Although Class Member Lopack Auto Body Service, Inc. initially filed objections to the proposed settlement between Plaintiffs and Akzo (Dkt. No. 99, filed July 10, 2003), these objections were subsequently withdrawn on August 18, 2003 (Dkt. No. 105).

Pursuant to the March 17, 2003 Order of this Court, class notice was mailed to all 52,005 direct purchasers identified by the Defendants in this Class Action. In addition, a summary notice regarding the proposed settlement was published in the national edition of The Wall StreetJournal on May 5, 2003 and in the May 2003 edition of the automotive refinishing trade publication Hammer Dolly. Any member of the Class had until July 5, 2003 to postmark any objections to the terms of the proposed settlement-this deadline gave prospective objectors at least approximately two months after notice was disseminated to file any objections. No members of the class objected and only 27 members of the class requested exclusion from the class. Though the absence of objection by class members to a partial settlement must not be dispositive, the fact that no such objection was made is persuasive in this instance.

3. The stage of the proceedings and the amount of discovery completed.

This third factor "`captures the degree of case development that class counsel have accomplished prior to settlement. Through this lens, courts can determine whether counsel had an adequate appreciation of the merits of the case before negotiating.'" In re Cendant Corp. Litig., 264 F.3d at 235 (quoting In re General Motors Corp., 55 F.3d at 813). Generally, post discovery settlements are viewed as more likely to reflect the true value of a claim as discovery allows both sides to gain appreciation for the likelihood of success and any potential liability. See Bell Atlantic Corp. v. Bolger, 2 F.3d 1304, 1314 (3dCir. 1993).

Although it is true that the proceedings in the instant case are in the relatively early stages with discovery ongoing, we find that this factor weighs in favor of approval of the settlement. Plaintiffs to date have been provided with the hundreds of thousands of documents produced in conjunction with the Department of Justice investigation. While an appreciable amount of discovery may still exist, this initial discovery has provided the parties with sufficient information to make an informed judgment on the partial settlement. See In re Cendant Corp. Litig., 264 F.3d at 236 (upholding approval partially based on this factor though settlement was reached early in the discovery process).

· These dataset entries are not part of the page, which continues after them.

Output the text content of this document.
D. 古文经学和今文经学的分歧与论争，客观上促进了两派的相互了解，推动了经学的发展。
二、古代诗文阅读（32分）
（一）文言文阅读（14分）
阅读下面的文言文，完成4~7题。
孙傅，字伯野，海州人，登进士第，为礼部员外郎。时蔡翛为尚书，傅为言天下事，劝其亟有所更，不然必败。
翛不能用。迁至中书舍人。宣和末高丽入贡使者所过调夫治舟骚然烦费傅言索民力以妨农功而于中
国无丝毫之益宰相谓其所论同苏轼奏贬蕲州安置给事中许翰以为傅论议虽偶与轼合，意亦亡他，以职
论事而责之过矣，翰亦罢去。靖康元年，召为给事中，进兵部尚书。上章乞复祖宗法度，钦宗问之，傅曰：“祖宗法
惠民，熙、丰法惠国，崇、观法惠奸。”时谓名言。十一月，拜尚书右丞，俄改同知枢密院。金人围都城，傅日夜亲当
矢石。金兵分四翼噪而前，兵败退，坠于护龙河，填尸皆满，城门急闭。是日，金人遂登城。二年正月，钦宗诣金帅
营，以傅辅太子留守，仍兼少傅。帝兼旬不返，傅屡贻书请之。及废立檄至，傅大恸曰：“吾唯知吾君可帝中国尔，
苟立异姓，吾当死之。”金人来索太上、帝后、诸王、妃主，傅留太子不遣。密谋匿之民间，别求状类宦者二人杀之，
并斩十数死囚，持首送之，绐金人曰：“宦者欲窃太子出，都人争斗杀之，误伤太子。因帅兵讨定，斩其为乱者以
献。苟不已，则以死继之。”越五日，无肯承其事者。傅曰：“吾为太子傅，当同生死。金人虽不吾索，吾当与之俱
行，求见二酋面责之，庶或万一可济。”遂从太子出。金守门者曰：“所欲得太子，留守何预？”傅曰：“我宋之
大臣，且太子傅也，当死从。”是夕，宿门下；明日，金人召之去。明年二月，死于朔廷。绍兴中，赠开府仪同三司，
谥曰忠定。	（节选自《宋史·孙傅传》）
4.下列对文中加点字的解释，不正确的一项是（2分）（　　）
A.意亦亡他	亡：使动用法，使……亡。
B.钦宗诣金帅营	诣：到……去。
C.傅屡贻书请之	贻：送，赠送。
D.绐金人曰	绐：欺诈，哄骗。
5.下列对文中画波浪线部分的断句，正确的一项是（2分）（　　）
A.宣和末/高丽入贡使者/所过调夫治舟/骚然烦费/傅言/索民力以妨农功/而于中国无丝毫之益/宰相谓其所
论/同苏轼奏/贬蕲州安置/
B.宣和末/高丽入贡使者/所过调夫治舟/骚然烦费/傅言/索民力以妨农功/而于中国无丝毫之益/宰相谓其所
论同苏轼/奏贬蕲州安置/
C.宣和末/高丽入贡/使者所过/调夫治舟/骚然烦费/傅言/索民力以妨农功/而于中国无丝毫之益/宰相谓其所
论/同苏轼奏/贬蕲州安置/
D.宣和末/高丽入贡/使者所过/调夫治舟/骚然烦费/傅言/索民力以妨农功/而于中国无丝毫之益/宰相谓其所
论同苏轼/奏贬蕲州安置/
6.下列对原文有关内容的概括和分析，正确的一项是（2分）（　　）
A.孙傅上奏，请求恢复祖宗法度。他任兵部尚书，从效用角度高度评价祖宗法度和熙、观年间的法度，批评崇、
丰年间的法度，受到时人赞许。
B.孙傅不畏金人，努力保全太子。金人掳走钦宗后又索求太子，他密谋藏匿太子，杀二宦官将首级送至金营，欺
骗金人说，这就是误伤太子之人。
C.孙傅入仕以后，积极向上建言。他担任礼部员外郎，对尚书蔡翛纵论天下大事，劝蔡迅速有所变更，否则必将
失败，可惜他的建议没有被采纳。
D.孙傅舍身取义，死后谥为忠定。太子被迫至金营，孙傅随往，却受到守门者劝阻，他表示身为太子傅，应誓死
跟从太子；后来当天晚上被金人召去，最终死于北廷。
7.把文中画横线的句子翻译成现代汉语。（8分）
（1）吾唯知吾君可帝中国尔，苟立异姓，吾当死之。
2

Furthermore, due to the possibility of joint and several liability for the Defendants in the present antitrust conspiracy claim, Plaintiffs' settlement with Akzo will not have a negative impact on their ability to recover damages should the nonsettling Defendants be found liable.See In re Linerboard Antitrust Litig., 203 F.R.D. 197, 208 (E.D. Pa. 2001). When one defendant offers to settle with the class,

the plaintiffs may retain the right to seek recovery against nonsettling defendants for all their claims, including claims raised against the settling defendant. The nonsettling defendants in these circumstances are entitled to credit any aggregate judgment against them with the value of the settlement proceeds paid by the settling defendant to the class.

Alba Conte and Herbert B. Newberg, 4 Newberg on Class Actions § 12:18 (updated Jan. 2003); see also 6Newberg on Class Actions § 18:57 (noting that nonsettling defendants remain liable for the entire amount of damage, "unless the settling defendants have arranged to have their sales removed from litigation as part of the settlement"). Despite the fact that the case has not proceeded past the discovery phase, for the reasons stated above this factor also mitigates in favor of approval of the partial settlement.

4. The risks of establishing liability and damages.

These two factors, discussed together, both "attempt to measure the expected value of litigating the action rather than settling it at the current time." In re Cendant Corp. Litig., 264 F.3d at 238, (quoting In re General Motors Corp., 55 F.3d at 816). These factors both weigh in favor of approval of the partial settlement. At the outset, we observe that since the lawsuit will continue against the remaining defendants, and (as discussed above) since the remaining defendants are jointly and severally liable for the damages, the partial settlement with one defendant will not negatively impact the class' prospects of further recovery at trial from the nonsettling Defendants.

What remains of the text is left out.